Wednesday, October 17, 2007
The Washington Post published an editorial on the drawbacks of living wills as powerful agents in advanced care planning. Well at least that is how the article started. The author of the piece, Charlotte Allen,was recently diagnosed with breast cancer, luckily caught in the early stages. The frustration of the piece stems from the omnipresent questions about living wills.
She felt "ever-so-slightly harassed" and imposed on by the frequency and style in which these questions were asked. So much so that she took these questions to come up with a conspiracy theory. The medical establishment and secular elitists want you to die. Now if you have read this post this far, I highly recommend you go read the primary article, because I am not going to re-hash it line by line here (see the end of this post for that). I do not recommend it as a fine piece of well-founded opinion writing, but I do recommend reading this piece, because I think this article represents a sizable minority view that is important for the medical field and palliative care especially to recognize.
In my early training in hospice and palliative care, I was excited by this new approach to medicine. Spending time talking with the patients and families, openly discussing difficult life and death topics with them so they could make the decisions that were in their best interest; these actions were very rewarding. But I did go through a brief militant hospice phase, where I thought hospice was 'right' for everyone, I just had to help them understand that. So I can see where Ms. Allen may see some of this over-bearing "accept death already, would ya?" style. From talking with more patients and families, I soon learned that hospice was not right for everyone. Some people need to fight to the very end. That is a good death for them. But because some want to treat to the end, it does not mean medicine has a death-wish for patients when we address end-of-life issues.
She impedes the full impact of this rhetorical exercise with the use of unnecessary pejorative words, broad generalizations, unfounded accusations, and setting up an artificial us against them divide. Readers familiar with Pallimed will know that we have outlined some of the limits of living wills, and surrogate decision making, so in part I agree with some of the points that Ms. Allen attempts to make. I just wish she did so in a much more factual way without using fear and smear tactics.

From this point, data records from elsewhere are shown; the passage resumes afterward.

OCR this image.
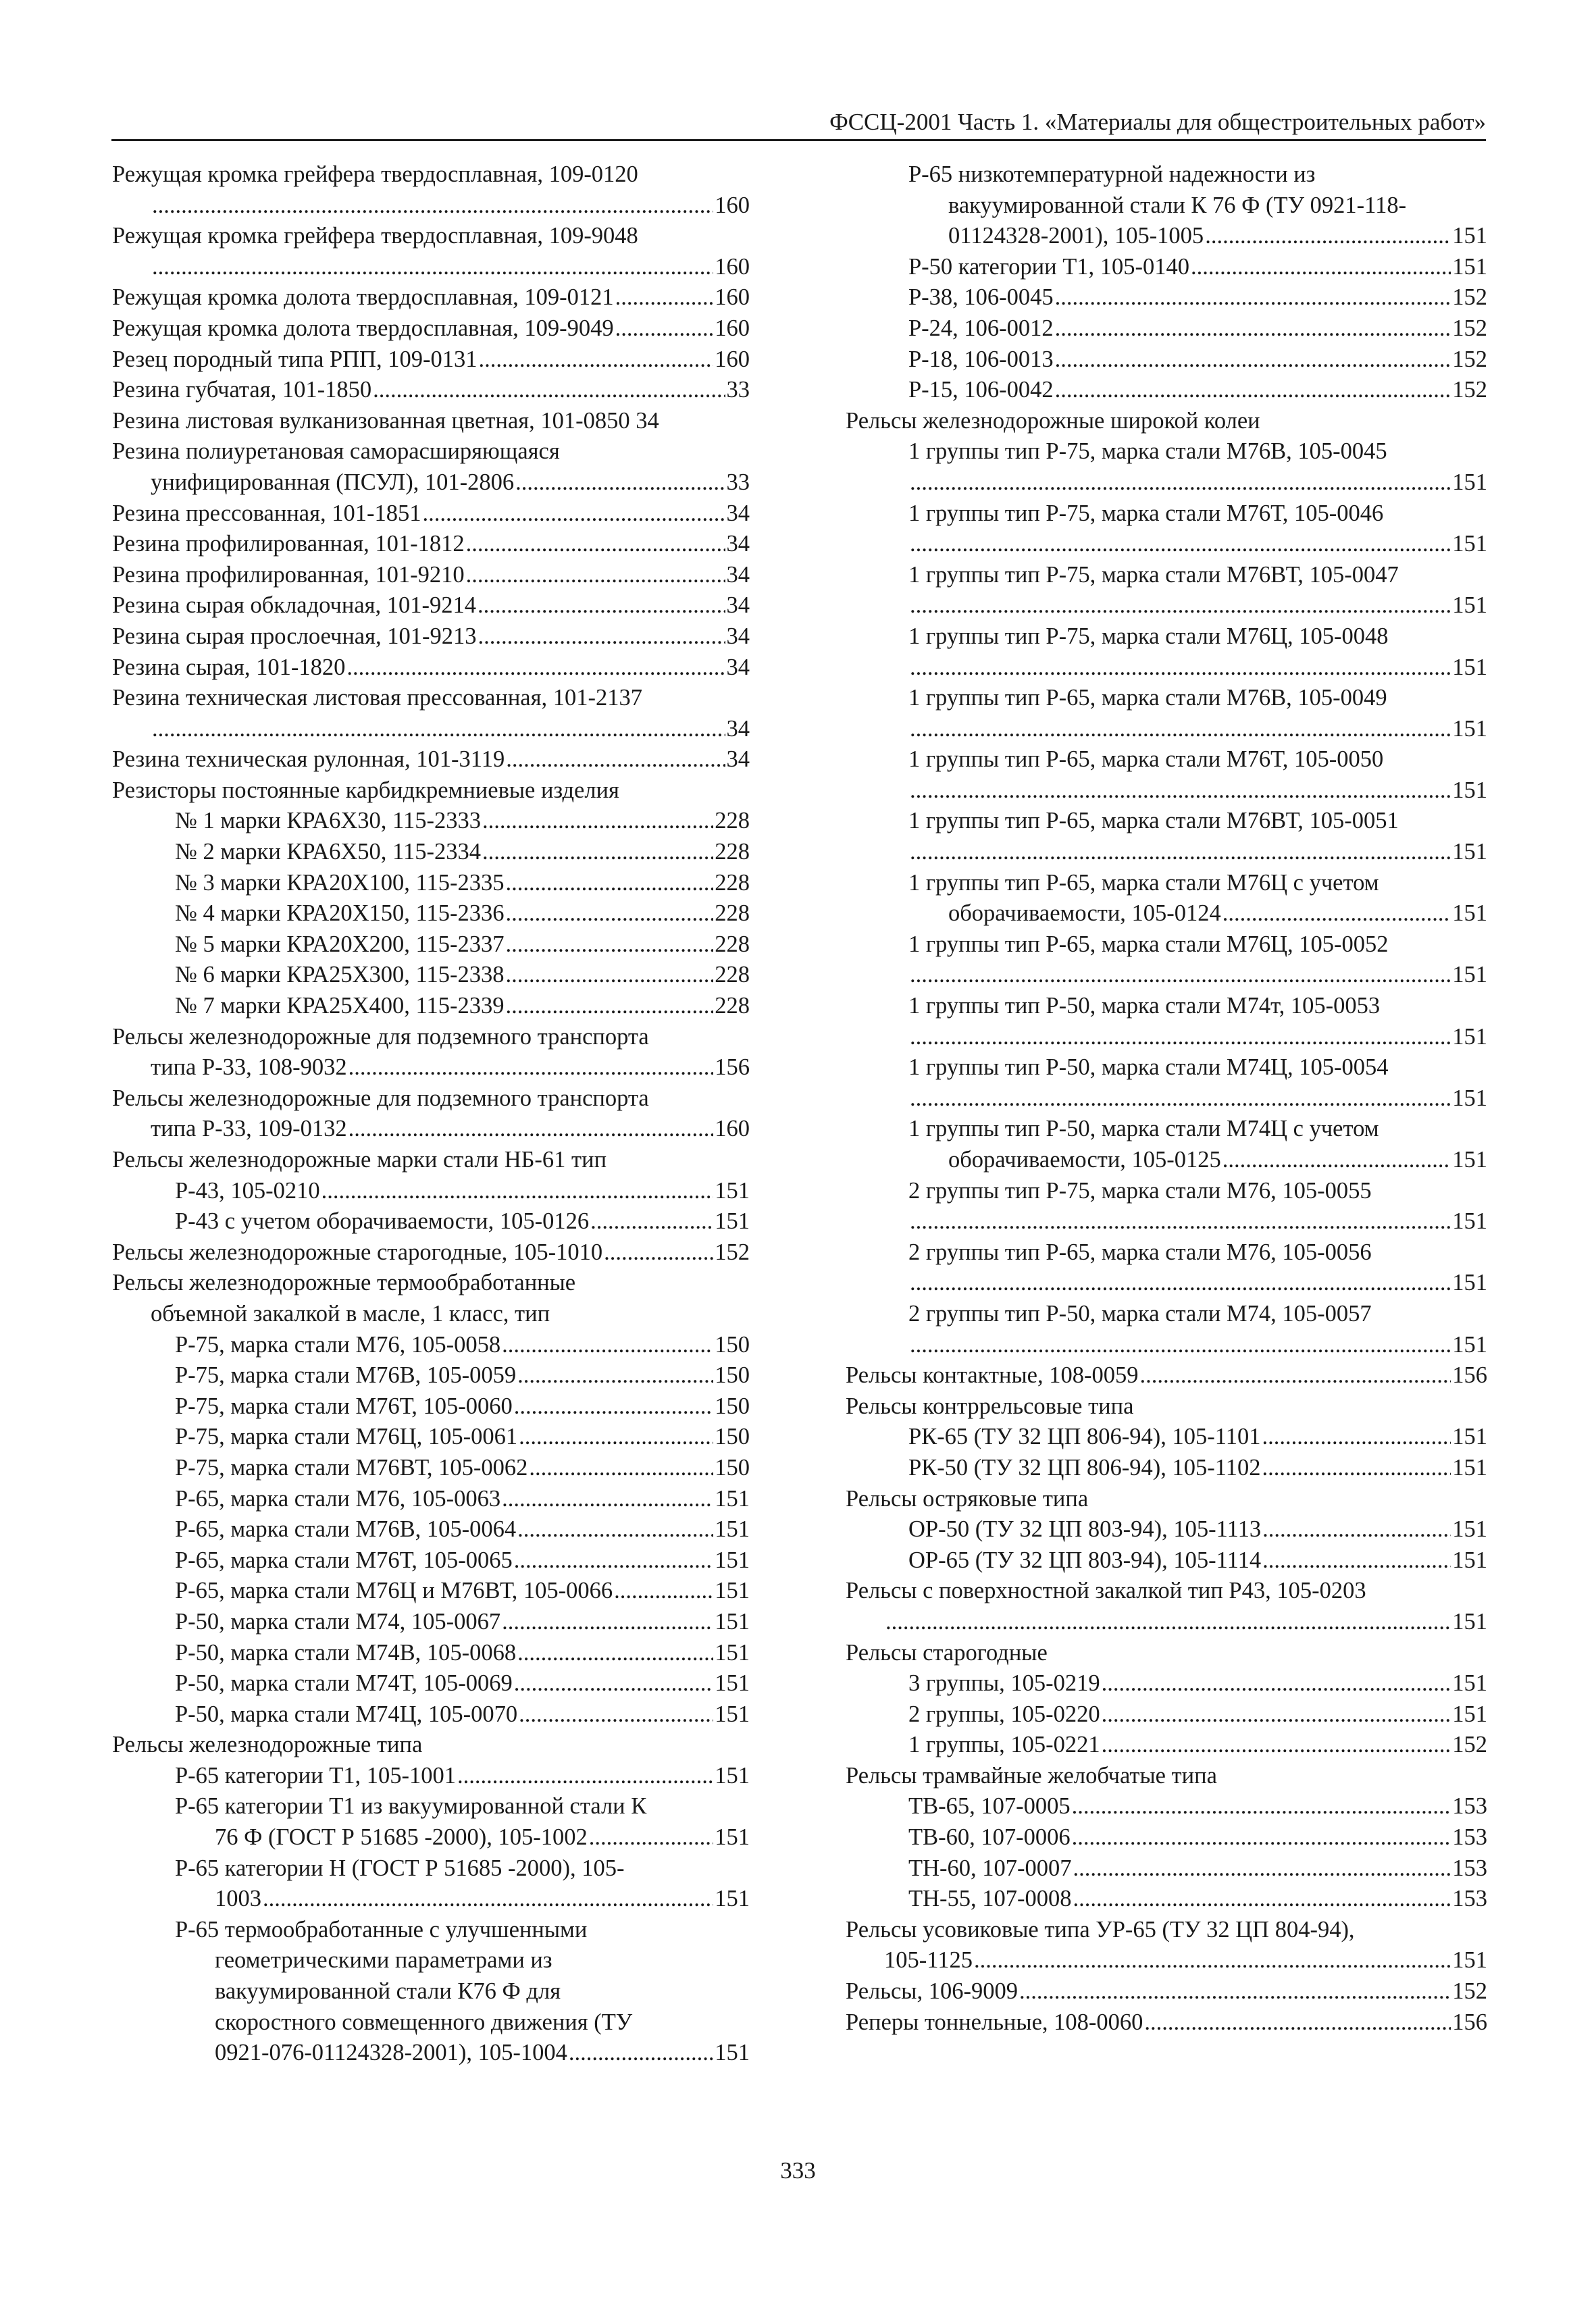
ФССЦ-2001 Часть 1. «Материалы для общестроительных работ»
Режущая кромка грейфера твердосплавная, 109-0120
.....
160
Режущая кромка грейфера твердосплавная, 109-9048
.....
160
Режущая кромка долота твердосплавная, 109-0121 .....	160
Режущая кромка долота твердосплавная, 109-9049 .....	160
Резец породный типа РПП, 109-0131 .....	160
Резина губчатая, 101-1850 .....	33
Резина листовая вулканизованная цветная, 101-0850 34
Резина полиуретановая саморасширяющаяся
унифицированная (ПСУЛ), 101-2806 .....	33
Резина прессованная, 101-1851 .....	34
Резина профилированная, 101-1812 .....	34
Резина профилированная, 101-9210 .....	34
Резина сырая обкладочная, 101-9214 .....	34
Резина сырая прослоечная, 101-9213 .....	34
Резина сырая, 101-1820 .....	34
Резина техническая листовая прессованная, 101-2137
.....
34
Резина техническая рулонная, 101-3119 .....	34
Резисторы постоянные карбидкремниевые изделия
№ 1 марки КРА6Х30, 115-2333 .....	228
№ 2 марки КРА6Х50, 115-2334 .....	228
№ 3 марки КРА20Х100, 115-2335 .....	228
№ 4 марки КРА20Х150, 115-2336 .....	228
№ 5 марки КРА20Х200, 115-2337 .....	228
№ 6 марки КРА25Х300, 115-2338 .....	228
№ 7 марки КРА25Х400, 115-2339 .....	228
Рельсы железнодорожные для подземного транспорта
типа Р-33, 108-9032 .....	156
Рельсы железнодорожные для подземного транспорта
типа Р-33, 109-0132 .....	160
Рельсы железнодорожные марки стали НБ-61 тип
Р-43, 105-0210 .....	151
Р-43 с учетом оборачиваемости, 105-0126 .....	151
Рельсы железнодорожные старогодные, 105-1010 .....	152
Рельсы железнодорожные термообработанные
объемной закалкой в масле, 1 класс, тип
Р-75, марка стали М76, 105-0058 .....	150
Р-75, марка стали М76В, 105-0059 .....	150
Р-75, марка стали М76Т, 105-0060 .....	150
Р-75, марка стали М76Ц, 105-0061 .....	150
Р-75, марка стали М76ВТ, 105-0062 .....	150
Р-65, марка стали М76, 105-0063 .....	151
Р-65, марка стали М76В, 105-0064 .....	151
Р-65, марка стали М76Т, 105-0065 .....	151
Р-65, марка стали М76Ц и М76ВТ, 105-0066 .....	151
Р-50, марка стали М74, 105-0067 .....	151
Р-50, марка стали М74В, 105-0068 .....	151
Р-50, марка стали М74Т, 105-0069 .....	151
Р-50, марка стали М74Ц, 105-0070 .....	151
Рельсы железнодорожные типа
Р-65 категории Т1, 105-1001 .....	151
Р-65 категории Т1 из вакуумированной стали К
76 Ф (ГОСТ Р 51685 -2000), 105-1002 .....	151
Р-65 категории Н (ГОСТ Р 51685 -2000), 105-
1003 .....	151
Р-65 термообработанные с улучшенными
геометрическими параметрами из
вакуумированной стали К76 Ф для
скоростного совмещенного движения (ТУ
0921-076-01124328-2001), 105-1004 .....	151
Р-65 низкотемпературной надежности из
вакуумированной стали К 76 Ф (ТУ 0921-118-
01124328-2001), 105-1005 .....	151
Р-50 категории Т1, 105-0140 .....	151
Р-38, 106-0045 .....	152
Р-24, 106-0012 .....	152
Р-18, 106-0013 .....	152
Р-15, 106-0042 .....	152
Рельсы железнодорожные широкой колеи
1 группы тип Р-75, марка стали М76В, 105-0045
.....
151
1 группы тип Р-75, марка стали М76Т, 105-0046
.....
151
1 группы тип Р-75, марка стали М76ВТ, 105-0047
.....
151
1 группы тип Р-75, марка стали М76Ц, 105-0048
.....
151
1 группы тип Р-65, марка стали М76В, 105-0049
.....
151
1 группы тип Р-65, марка стали М76Т, 105-0050
.....
151
1 группы тип Р-65, марка стали М76ВТ, 105-0051
.....
151
1 группы тип Р-65, марка стали М76Ц с учетом
оборачиваемости, 105-0124 .....	151
1 группы тип Р-65, марка стали М76Ц, 105-0052
.....
151
1 группы тип Р-50, марка стали М74т, 105-0053
.....
151
1 группы тип Р-50, марка стали М74Ц, 105-0054
.....
151
1 группы тип Р-50, марка стали М74Ц с учетом
оборачиваемости, 105-0125 .....	151
2 группы тип Р-75, марка стали М76, 105-0055
.....
151
2 группы тип Р-65, марка стали М76, 105-0056
.....
151
2 группы тип Р-50, марка стали М74, 105-0057
.....
151
Рельсы контактные, 108-0059 .....	156
Рельсы контррельсовые типа
РК-65 (ТУ 32 ЦП 806-94), 105-1101 .....	151
РК-50 (ТУ 32 ЦП 806-94), 105-1102 .....	151
Рельсы остряковые типа
ОР-50 (ТУ 32 ЦП 803-94), 105-1113 .....	151
ОР-65 (ТУ 32 ЦП 803-94), 105-1114 .....	151
Рельсы с поверхностной закалкой тип Р43, 105-0203
.....
151
Рельсы старогодные
3 группы, 105-0219 .....	151
2 группы, 105-0220 .....	151
1 группы, 105-0221 .....	152
Рельсы трамвайные желобчатые типа
ТВ-65, 107-0005 .....	153
ТВ-60, 107-0006 .....	153
ТН-60, 107-0007 .....	153
ТН-55, 107-0008 .....	153
Рельсы усовиковые типа УР-65 (ТУ 32 ЦП 804-94),
105-1125 .....	151
Рельсы, 106-9009 .....	152
Реперы тоннельные, 108-0060 .....	156
333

If you are really interested, I encourage you to read some of the entertaining 9+ pages of comments and the transcripts of a Q&A (much shorter than the comments). Most of the comments seem to oppose most of her points which I was glad to see that the readers of the Washington Post seemed to be well-informed. Most of the people who did agree with her broader accusations tended to side with her on opposing the outcome and decision making process of the Schiavo case.
Some point by point issues with the article. This is kind of long. Well really long.
Use of fear as a anti-establishment tactic.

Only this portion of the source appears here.